Kampar
Pertama Dibangun di Kampar Jalur Interpretasi Panjang 30 Km Lewati 9 Desa
Azwan mengemukakan, Jalur Interpretasi merupakan jawaban dari masalah akses di sembilan desa pada Kecamatan Kampar Kiri Hulu.
Penulis: Fernando Sihombing | Editor: Afrizal
Laporan Wartawan Tribun Pekanbaru, Nando
TRIBUNPEKANBARU.COM, BANGKINANG - Jalur Interpretasi terdengar masih baru di Kampar.
Asisten II Bidang Perekonomian dan Pembangunan Sekretariat Daerah Kampar, Azwan mengklaim program ini yang pertama dilaksanakan di Kampar.
Azwan mengemukakan, Jalur Interpretasi merupakan jawaban dari masalah akses di sembilan desa pada Kecamatan Kampar Kiri Hulu.
Selama ini, kata dia, masyarakat hanya mengharapkan jalur sungai.
"Kalau nggak ada Jalur Interpretasi, mungkin nggak akan pernah dibangun jalan di sana," ujar Azwan, Selasa (5/6/2018).
Baca: Sisiri Tempat Hiburan yang Bandel Saat Ramadan, Tim Gabungan Temukan Tuak 1 Tong dan Sekardus Bir
Baca: Sosok Ini Kritisi Pernyataan Menristekdikti yang Mengancam Memecat Rektor UR
Mantan Kepala Badan Perencanaan Pembangunan Daerah (Bappeda) Kampar ini menjelaskan, Jalur Interpretasi sebenarnya untuk kepentingan pemantauan kawasan hutan.
Selain itu, jalur tersebut juga sebagai interpretasi dalam usaha pengembangan objek wisata yang berada di dalam kawasan hutan.
Azwan mengatakan, BKSDA membatasi lebar jalan 1,5 meter dari yang diusulkan 2 meter.
"Sebenarnya jalan setapak untuk pemantauan hutan.
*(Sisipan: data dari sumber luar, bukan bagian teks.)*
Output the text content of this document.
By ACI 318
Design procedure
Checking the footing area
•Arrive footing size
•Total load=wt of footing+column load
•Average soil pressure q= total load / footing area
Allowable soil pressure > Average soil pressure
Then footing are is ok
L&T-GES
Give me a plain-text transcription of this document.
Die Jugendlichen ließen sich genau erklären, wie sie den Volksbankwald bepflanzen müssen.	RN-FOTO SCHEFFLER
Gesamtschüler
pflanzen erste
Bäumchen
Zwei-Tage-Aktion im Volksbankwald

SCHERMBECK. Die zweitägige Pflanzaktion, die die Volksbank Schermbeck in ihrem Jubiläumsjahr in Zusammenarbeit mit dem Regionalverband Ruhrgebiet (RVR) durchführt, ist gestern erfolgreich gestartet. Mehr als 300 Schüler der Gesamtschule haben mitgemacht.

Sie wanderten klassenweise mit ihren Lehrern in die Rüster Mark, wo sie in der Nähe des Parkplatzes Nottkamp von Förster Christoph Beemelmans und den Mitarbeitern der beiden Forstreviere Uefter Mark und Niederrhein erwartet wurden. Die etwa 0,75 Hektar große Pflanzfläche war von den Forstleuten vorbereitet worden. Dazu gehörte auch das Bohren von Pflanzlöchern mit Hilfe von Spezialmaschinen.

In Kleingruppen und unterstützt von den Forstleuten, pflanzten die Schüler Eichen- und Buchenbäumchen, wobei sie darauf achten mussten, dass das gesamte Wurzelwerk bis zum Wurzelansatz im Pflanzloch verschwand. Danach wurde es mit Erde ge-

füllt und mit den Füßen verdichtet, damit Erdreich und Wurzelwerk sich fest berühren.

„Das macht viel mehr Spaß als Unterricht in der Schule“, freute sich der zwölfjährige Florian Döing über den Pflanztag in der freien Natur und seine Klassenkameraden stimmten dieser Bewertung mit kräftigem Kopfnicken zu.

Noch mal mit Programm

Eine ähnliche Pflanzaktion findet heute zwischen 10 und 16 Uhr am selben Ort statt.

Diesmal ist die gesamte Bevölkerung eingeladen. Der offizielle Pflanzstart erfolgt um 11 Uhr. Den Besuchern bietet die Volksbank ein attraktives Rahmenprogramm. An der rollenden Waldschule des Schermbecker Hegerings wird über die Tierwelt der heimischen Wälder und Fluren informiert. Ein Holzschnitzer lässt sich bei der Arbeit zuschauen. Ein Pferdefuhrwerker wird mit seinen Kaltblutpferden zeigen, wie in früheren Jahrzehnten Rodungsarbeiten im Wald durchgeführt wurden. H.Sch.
Tapi masyarakat dapat menggunakannya," jelas Azwan.
Ia mengatakan, dengan adanya Jalur Interpretasi nanti, masyarakat memiliki pilihan jalur transportasi, darat atau sungai.
Azwan menyebutkan, Jalur Interpretasi sepanjang 30 kilometer melintasi sembilan desa.
Mulai dari Tanjung Belit sampai Pangkalan Serik.
Baca: Dilarang Bangun Jalan Desa dalam Kawasan Hutan, Pemkab Kampar Akhirnya Dapat Celah
Baca: Alasan Pemprov Riau Tidak Memberikan THR bagi Pegawai Honor
Jalur ini dibangun dengan beton (semenisasi) pada badan jalan yang sudah lebih dahulu ada.
Menurut Azwan, biaya pembangunan digelontorkan melalui Dana Desa.
Tiap desa menganggarkan Rp. 300 juta sampai Rp. 400 juta.
"Dari 30 kilometer itu, hanya sekitar tujuh kilometer yang belum ada badan jalannya. Nanti dibuatkan badan jalannya," ujarnya. (*)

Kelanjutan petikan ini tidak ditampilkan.